Se fossi stato un passeggero della Costa crociere mi sarei attenuto alle indicazioni emanate dal capitano tramite altoparlanti. Sono infatti abituato, forse per passività, a rispettare le regole, anche quando possono apparire assurde . Mi capita così di andare ai 50 km orari lungo una circonvallazione, rispettando i limiti di velocità anche quando tutte le altre auto, dopo avermi suonato o lampeggiato, mi sorpassano ai 90 all’ora. Avrei accettato la spiegazione fornita dal capitano che si trattava di un guasto temporaneo. Certo sarebbe stato un errore che poteva portarmi ad essere fra le vittime.

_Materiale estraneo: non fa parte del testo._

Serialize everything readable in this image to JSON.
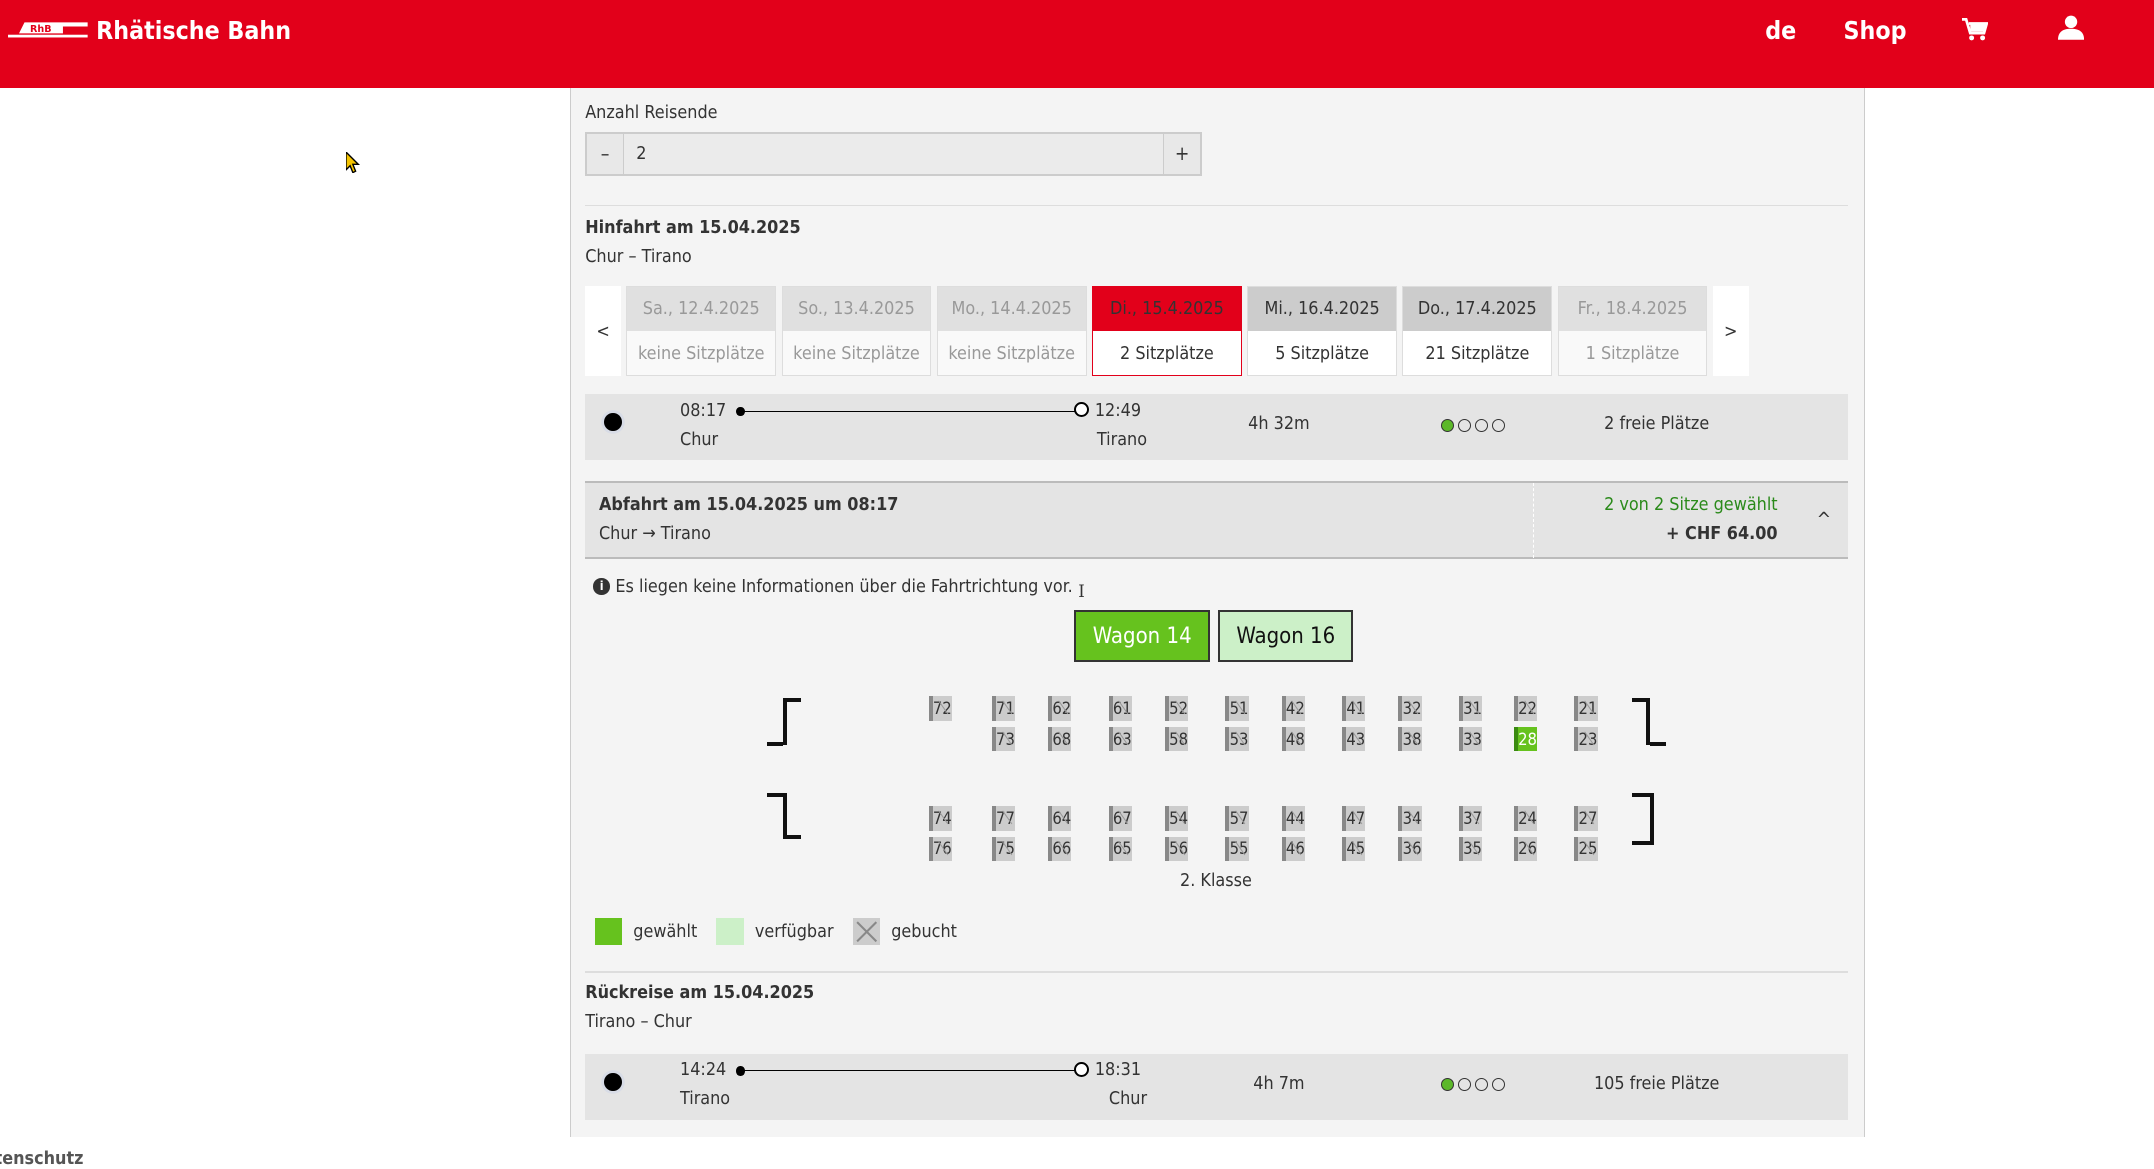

Forse mi avrebbe salvato mia moglie che certo non avrebbe creduto alle rassicurazioni e si sarebbe ammutinata (è per questa differenza di carattere che stiamo bene assieme).

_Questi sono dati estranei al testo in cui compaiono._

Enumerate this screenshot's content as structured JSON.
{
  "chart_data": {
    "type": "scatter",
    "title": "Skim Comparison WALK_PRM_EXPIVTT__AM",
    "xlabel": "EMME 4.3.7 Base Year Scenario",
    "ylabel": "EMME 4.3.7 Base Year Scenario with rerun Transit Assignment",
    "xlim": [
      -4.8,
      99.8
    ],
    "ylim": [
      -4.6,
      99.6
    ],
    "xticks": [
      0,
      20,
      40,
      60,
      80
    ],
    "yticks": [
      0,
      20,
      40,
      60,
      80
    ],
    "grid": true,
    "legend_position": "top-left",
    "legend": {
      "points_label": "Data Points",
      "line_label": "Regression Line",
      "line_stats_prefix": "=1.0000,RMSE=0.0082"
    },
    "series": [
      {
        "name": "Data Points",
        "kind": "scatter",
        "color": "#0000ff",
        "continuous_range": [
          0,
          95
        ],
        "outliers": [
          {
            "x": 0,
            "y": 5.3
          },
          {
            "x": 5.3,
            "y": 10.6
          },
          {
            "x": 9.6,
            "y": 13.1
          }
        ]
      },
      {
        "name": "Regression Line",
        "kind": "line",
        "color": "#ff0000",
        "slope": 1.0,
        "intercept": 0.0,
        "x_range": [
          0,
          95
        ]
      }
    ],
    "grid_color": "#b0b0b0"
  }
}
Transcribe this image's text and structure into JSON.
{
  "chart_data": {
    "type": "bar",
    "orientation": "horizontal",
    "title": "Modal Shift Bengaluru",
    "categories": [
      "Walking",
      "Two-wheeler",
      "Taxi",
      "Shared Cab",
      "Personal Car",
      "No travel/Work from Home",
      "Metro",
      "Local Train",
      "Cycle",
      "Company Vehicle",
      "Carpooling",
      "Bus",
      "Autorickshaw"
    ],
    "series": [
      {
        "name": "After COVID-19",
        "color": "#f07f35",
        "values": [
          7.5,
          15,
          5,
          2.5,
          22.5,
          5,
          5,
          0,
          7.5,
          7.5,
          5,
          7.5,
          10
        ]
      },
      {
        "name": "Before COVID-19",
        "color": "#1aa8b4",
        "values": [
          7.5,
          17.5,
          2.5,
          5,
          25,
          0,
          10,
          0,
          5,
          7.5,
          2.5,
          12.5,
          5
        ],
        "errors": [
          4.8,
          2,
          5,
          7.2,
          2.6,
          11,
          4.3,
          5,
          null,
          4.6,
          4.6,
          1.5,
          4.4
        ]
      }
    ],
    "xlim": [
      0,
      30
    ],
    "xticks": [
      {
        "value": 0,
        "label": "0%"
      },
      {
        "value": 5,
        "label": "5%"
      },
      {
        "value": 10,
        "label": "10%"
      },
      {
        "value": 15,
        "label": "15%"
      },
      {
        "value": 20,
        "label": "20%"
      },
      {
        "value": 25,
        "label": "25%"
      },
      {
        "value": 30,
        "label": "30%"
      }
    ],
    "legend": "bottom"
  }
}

Il naufragio ci interroga sul senso delle regole per diversi motivi:
– il comandante ha infranto le regole della prudenza, della navigazione ma soprattutto l’obbligo di assistere fino all’ultimo passeggero (facendo molto male);
– diversi marinai hanno cominciato l’evacuazione e si sono ammutinati contravvenendo alla regola che impone loro di ubbidire alle indicazioni del comando(facendo bene).
Nella nostra storia di Italiani troviamo regole infrante che hanno portato a dei disastri … il Re d’Italia che incurante del suo ruolo fugge senza lasciare ordini per i soldati dopo l’8 settembre e infrazioni che, al contrario, hanno storicamente evitato ulteriori gravi danni, come la tendenza a boicottare e non applicare le deliranti leggi razziali emanate dal fascismo, salvando molte vite .

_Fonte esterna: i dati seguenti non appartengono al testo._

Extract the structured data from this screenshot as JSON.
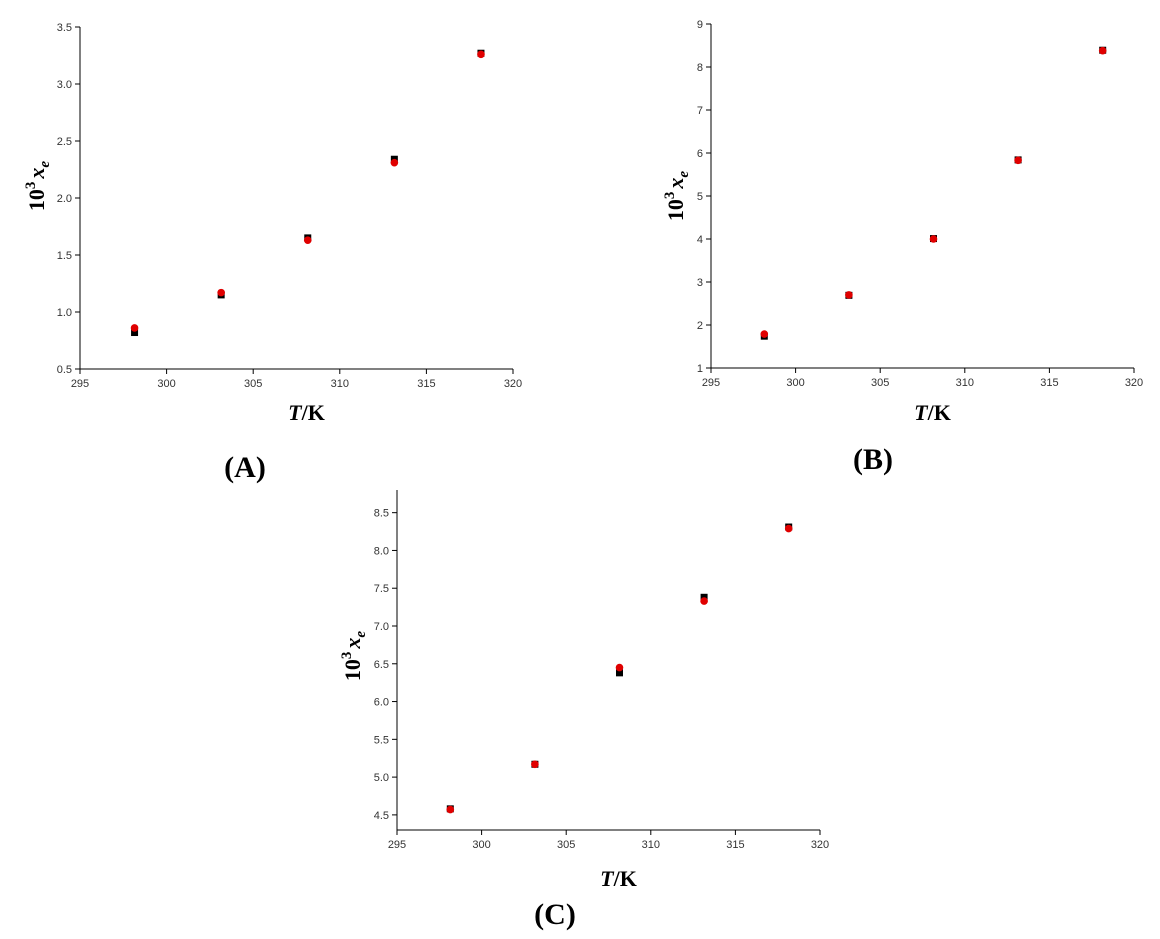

Il senso delle regole e del loro rispetto, secondo la psicoanalisi, è radicato dentro ognuno di noi in quella componente psichica definita Super-Io che, per Freud, rappresenta la continuazione dell’immagine paterna nella società in cui il padre dettava le regole. Le regole della figura paterna possono essere fastidiose, a volte dure, ma ci sono state insegnate per evitare danni maggiori (non fare il bagno subito dopo aver mangiato anche se ne avresti voglia, studia e frequenta la scuola, anche se preferiresti divertirti e ” fare un cabò…”). Ci sono però momenti in cui occorre superare le regole per costruirne di nuove, per liberare lo spirito creativo dell’uomo e per innovare.
Quando infrangiamo le regole scattano due meccanismi: da un lato il senso di colpa che ci fa soffrire e dall’altro un senso di libertà. Spesso succede che una volta che abbiamo rotto una regola a cascata, ormai che è fatta, ne infrangiamo molte altre e questa forse potrebbe essere la spiegazione dello strano comportamento del capitano: dopo il primo errore, a catena, ne ha inanellati molti altri.
Una peculiarità italiana, che ci rende molto diversi da altri popoli, è l’abitudine al perdono. Il cattolicesimo con l’idea della confessione riparatrice è la base di questo concetto che, portato al limite, diventa in modo positivo saper mettersi nei panni degli altri, in modo negativo mancanza del senso dello Stato e qualunquismo. Le divisioni fratricide di cui è costellata la nostra storia ci hanno intimamente convinto che non si può affermare con certezza una regola, visto che oggi siamo borbonici e domani garibaldini. In Italia i condoni, i ravvedimenti operosi, gli scudi, le amnistie, le scuse più o meno verosimili si sprecano (come nel caso del ragazzo di Roma che lanciava un estintore e poi si scusava dicendo che forse serviva a spegnere un fuoco).
Anche nel caso della Costa Crociere fra poco compariranno le scuse più o meno verosimili. Ce n’è una già pronta ed usata con un certo successo di recente a livello politico: “Ho abbandonato il comando per senso di responsabilità, perché la mia permanenza era di ostacolo”.